En mars 2025, l'Inde a importé 2,06–2,1 millions de barils de pétrole russe par jour — près de deux fois plus qu'en février. Les importations mensuelles de pétrole en provenance de Russie ont doublé en volume et ont augmenté de près de quatre fois en valeur, atteignant 6,2 milliards de dollars contre 1,4 milliard d'euros en février. Le volume total des importations pétrolières du pays a cependant baissé de 5,2 à 4,4 millions de barils par jour — l'Inde remplaçait les approvisionnements perdus du Moyen-Orient plutôt que d'augmenter la consommation globale.

D'où venaient ces barils

L'assouplissement temporaire des sanctions américaines contre le pétrole russe a rapidement reconfiguré les flux mondiaux : l'Inde est redevenue l'acheteur dominant de barils précédemment « bloqués ». Il s'agit de pétroliers qui étaient immobilisés après l'imposition de sanctions en octobre-novembre 2024 contre Rosneft et Lukoil. Les réservoirs flottants contenaient 19 millions de barils en début d'année, mais se sont réduits à 8 millions d'ici fin avril — la majorité des volumes étant déjà concentrée dans les eaux asiatiques.

La compagnie d'État Indian Oil Corporation (IOC) est devenue le plus grand acheteur en mars, ayant presque doublé son volume d'achats à 660 000 barils par jour. Simultanément, l'Inde a affrété six pétroliers contenant du pétrole vénézuélien pour avril — pour compenser les variétés irakiennes lourdes qui manquent également en raison des tensions régionales.
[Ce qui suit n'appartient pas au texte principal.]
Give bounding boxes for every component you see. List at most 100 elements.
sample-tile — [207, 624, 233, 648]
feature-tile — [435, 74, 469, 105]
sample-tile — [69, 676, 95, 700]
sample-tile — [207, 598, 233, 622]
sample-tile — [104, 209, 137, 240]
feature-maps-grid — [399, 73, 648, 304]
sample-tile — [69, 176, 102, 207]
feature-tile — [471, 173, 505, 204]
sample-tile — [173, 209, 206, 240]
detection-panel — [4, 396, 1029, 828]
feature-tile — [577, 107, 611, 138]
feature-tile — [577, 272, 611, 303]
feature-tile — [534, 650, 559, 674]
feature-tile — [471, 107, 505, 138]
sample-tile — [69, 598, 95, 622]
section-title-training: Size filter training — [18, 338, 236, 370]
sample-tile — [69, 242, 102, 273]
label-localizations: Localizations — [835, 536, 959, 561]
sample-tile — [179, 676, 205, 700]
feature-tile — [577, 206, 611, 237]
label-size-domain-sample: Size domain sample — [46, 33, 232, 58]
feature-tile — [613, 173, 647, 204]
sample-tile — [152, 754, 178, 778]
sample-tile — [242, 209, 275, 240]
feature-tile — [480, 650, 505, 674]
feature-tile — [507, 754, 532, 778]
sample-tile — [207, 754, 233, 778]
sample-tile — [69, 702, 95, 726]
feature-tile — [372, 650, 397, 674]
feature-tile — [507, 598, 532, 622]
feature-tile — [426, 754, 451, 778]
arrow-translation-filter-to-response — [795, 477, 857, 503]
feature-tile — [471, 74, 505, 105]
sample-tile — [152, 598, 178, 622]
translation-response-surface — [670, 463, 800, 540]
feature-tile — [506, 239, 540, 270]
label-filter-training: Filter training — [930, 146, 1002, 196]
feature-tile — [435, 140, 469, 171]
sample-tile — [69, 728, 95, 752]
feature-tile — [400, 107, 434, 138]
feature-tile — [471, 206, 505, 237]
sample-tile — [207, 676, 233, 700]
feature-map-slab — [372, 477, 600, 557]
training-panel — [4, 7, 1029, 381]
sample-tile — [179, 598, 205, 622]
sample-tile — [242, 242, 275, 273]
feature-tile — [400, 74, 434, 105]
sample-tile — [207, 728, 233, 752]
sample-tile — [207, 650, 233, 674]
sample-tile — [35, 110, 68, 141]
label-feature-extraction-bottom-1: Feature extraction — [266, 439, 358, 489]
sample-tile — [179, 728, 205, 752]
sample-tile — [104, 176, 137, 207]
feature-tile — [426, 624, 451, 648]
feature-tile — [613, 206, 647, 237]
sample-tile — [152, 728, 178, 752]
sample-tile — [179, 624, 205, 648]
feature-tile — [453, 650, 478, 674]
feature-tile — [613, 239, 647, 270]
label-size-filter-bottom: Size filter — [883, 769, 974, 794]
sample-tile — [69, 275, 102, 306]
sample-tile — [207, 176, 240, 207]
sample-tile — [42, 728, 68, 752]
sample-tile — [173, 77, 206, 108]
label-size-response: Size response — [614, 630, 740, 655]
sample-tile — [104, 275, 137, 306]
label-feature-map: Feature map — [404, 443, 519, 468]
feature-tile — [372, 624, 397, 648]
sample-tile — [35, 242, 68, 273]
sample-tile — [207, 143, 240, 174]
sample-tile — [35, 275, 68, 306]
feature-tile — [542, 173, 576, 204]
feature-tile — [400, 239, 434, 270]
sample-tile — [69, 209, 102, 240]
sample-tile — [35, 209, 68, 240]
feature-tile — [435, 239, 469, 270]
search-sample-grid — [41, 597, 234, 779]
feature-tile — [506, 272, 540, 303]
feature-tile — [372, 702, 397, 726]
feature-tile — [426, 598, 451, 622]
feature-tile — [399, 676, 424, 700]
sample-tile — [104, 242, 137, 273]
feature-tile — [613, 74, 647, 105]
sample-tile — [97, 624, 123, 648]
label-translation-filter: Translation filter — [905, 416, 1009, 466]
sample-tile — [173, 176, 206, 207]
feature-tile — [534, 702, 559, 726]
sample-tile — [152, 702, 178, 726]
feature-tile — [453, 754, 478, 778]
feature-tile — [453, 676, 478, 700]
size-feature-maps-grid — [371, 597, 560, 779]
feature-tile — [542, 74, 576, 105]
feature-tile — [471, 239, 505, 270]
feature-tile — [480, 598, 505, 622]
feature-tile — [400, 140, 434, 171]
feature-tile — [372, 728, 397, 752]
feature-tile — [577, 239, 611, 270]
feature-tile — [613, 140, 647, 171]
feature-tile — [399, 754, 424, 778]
Pourquoi Washington le permet

Le ministère américain des Finances a décidé de prolonger jusqu'au 16 mai l'autorisation d'achat de pétrole russe et de produits pétroliers sous sanctions, chargés sur les navires au 17 avril. Cette décision exclut les opérations liées à l'Iran, à Cuba et à la Corée du Nord. Le secrétaire d'État Bessen a expliqué cette décision par la pression d'une dizaine de pays ayant besoin de temps pour réorienter leurs approvisionnements.

Le prix pour les consommateurs indiens est indirect, mais perceptible. L'Urals, qui s'échangeait auparavant à une forte décote par rapport au Brent, est passé à une rare prime de 8 dollars le baril — autrement dit, l'Inde paie plus cher qu'aux heures du pétrole « bon marché » sanctionné de 2022–2023.

« Pour l'Inde et ses partenaires régionaux, le signal est univoque : les barils russes sont de retour — et la marge de manœuvre rétrécit de jour en jour ».

Nataliya Katona, analyste des marchés des matières premières (OilPrice.com)

Que se passera-t-il après le 16 mai

L'autorisation temporaire ne résout pas le problème systémique. Les achats auprès de Rosneft et Lukoil représentent 60 % des importations indiennes, donc le refus de les approvisionner obligera à chercher des alternatives. Les sanctions contre ces entreprises ont entraîné une augmentation des prix mondiaux du Brent de 8 %, et l'augmentation des coûts d'importation pour l'Inde est estimée à 6–7 milliards de dollars par an.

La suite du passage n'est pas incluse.